N° 255
du 17/09/2002

Mauritanie


Paris et Nouakchott étudient
de nouvelles formes de coopération militaire

La ministre française de la Défense, Mme Michèle Alliot-Marie, a examiné le 06/09 avec les autorités mauritaniennes les modalités de reprise de la coopération militaire entre Nouakchott et Paris, sous des “formes nouvelles” basées sur la “réciprocité”.
La coopération militaire a été suspendue en 1999 par la Mauritanie, à la suite de l’arrestation en France d’un officier mauritanien, le capitaine Ely Ould Dah, accusé d’actes de torture par des organisations de défense des droits de l’Homme. Placé sous contrôle judiciaire, cet officier a fui la France en 2000.
“Nous souhaitons que cette coopération reprenne rapidement, et c’est également le souhait du président et du gouvernement mauritaniens”, a déclaré Mme Alliot-Marie, après avoir rencontré à Nouakchott le chef de l’Etat mauritanien, Maaouiya Ould Taya et son homologue mauritanien à la Défense, Kaba Ould Aléwa.
Pour la ministre française, la future coopération militaire franco-mauritanienne doit être “vraiment paritaire et égale”, établie sur une “base de grande réciprocité”.
La France, a-t-elle souligné, “souhaite soutenir les efforts de la Mauritanie” pour “la paix et la stabilité” de la région et pour mener des “actions civilo-militaires en faveur des populations”. Mais, a-t-elle ajouté, la France attend aussi “ce que l’armée mauritanienne peut (lui) apporter”.
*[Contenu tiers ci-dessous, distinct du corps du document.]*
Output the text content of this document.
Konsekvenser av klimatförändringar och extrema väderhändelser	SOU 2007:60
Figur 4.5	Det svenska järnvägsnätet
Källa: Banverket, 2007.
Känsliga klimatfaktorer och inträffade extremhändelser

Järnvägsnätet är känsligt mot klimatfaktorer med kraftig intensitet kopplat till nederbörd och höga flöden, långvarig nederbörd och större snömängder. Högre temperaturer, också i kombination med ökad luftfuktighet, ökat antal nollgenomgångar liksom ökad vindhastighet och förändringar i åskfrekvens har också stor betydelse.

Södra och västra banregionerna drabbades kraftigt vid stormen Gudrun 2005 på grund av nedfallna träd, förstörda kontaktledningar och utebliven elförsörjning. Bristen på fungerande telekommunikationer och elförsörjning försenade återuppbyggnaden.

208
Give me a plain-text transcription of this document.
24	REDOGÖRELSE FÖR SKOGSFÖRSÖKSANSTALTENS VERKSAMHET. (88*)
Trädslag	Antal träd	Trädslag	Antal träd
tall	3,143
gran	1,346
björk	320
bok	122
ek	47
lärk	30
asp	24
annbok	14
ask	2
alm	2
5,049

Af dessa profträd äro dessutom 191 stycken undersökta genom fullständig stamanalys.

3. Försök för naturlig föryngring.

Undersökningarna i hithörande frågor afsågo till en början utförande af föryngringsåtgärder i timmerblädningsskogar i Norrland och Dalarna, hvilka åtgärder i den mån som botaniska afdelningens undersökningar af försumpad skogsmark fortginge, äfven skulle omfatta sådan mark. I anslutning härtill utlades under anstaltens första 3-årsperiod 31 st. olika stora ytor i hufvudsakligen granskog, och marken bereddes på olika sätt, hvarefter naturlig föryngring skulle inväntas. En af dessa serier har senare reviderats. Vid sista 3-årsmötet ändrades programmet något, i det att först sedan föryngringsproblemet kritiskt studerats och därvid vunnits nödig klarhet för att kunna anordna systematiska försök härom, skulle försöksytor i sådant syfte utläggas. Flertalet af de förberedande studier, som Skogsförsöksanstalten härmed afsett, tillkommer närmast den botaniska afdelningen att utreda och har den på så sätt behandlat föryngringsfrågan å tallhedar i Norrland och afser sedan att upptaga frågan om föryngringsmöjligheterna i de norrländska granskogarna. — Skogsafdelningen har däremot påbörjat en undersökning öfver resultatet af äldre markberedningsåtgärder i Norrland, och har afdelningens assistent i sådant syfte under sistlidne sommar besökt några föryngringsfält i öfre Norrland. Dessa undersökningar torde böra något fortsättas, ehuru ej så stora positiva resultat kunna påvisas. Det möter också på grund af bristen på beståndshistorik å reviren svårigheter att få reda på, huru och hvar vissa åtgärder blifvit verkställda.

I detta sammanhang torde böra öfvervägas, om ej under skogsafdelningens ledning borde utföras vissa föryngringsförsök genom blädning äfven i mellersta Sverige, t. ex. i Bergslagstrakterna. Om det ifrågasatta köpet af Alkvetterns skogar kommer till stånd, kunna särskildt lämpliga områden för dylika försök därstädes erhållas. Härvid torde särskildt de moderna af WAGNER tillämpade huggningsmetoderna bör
Rappel : Les relations entre la France et la Mauritanie ont subi un net refroidissement en 1999, lorsque des poursuites judiciaires ont été engagées en France contre le capitaine mauritanien Ely Ould Dah, sur plainte notamment de la Fédération internationale des Ligues des droits de l’Homme (FIDH).
Accusé d’avoir torturé en 1991 en Mauritanie deux militaires négro-mauritaniens soupçonnés d’avoir participé un an plus tôt à une tentative de coup d’Etat contre le président Maaouiya Ould Sid’Ahmed Taya, cet officier avait été inculpé puis écroué en juillet 1999 à Montpellier (sud de la France).
Il avait bénéficié le 28 septembre de la même année d’une liberté provisoire sous contrôle judiciaire, puis avait quitté la France sans autorisation en avril 2000, pour rejoindre la Mauritanie. Le capitaine Ould Dah est toujours poursuivi à ce jour par la justice française.
Nouakchott avait réagi à l’arrestation de l’officier en expulsant les coopérants et instructeurs militaires français de Mauritanie, en instaurant le visa pour les Français se rendant en Mauritanie et en rappelant les militaires mauritaniens en stage dans les écoles militaires françaises.
En juin 2001, le ministre français des Affaires étrangères d’alors, Hubert Védrine, s’était rendu en visite officielle à Nouakchott. Il avait déclaré que la coopération militaire franco-mauritanienne reprendrait “quand la Mauritanie le souhaiterait”, ce qui n’a pas semblé être le cas jusqu’à présent.
Le président mauritanien ne s’était, quant à lui, pas rendu en France depuis l’affaire Ould Dah, mais il est allé le mois dernier à Paris avec son épouse pour un “séjour privé”.
Mme Alliot-Marie représente en outre la droite française, revenue au pouvoir en mai de cette année et avec laquelle le gouvernement du président Taya a toujours entretenu des relations “marquées par la sérénité et la détente”, souligne-t-on de sources proches du parti au pouvoir.
La France est le premier partenaire commercial de la Mauritanie et le principal pourvoyeur d’aide publique au développement.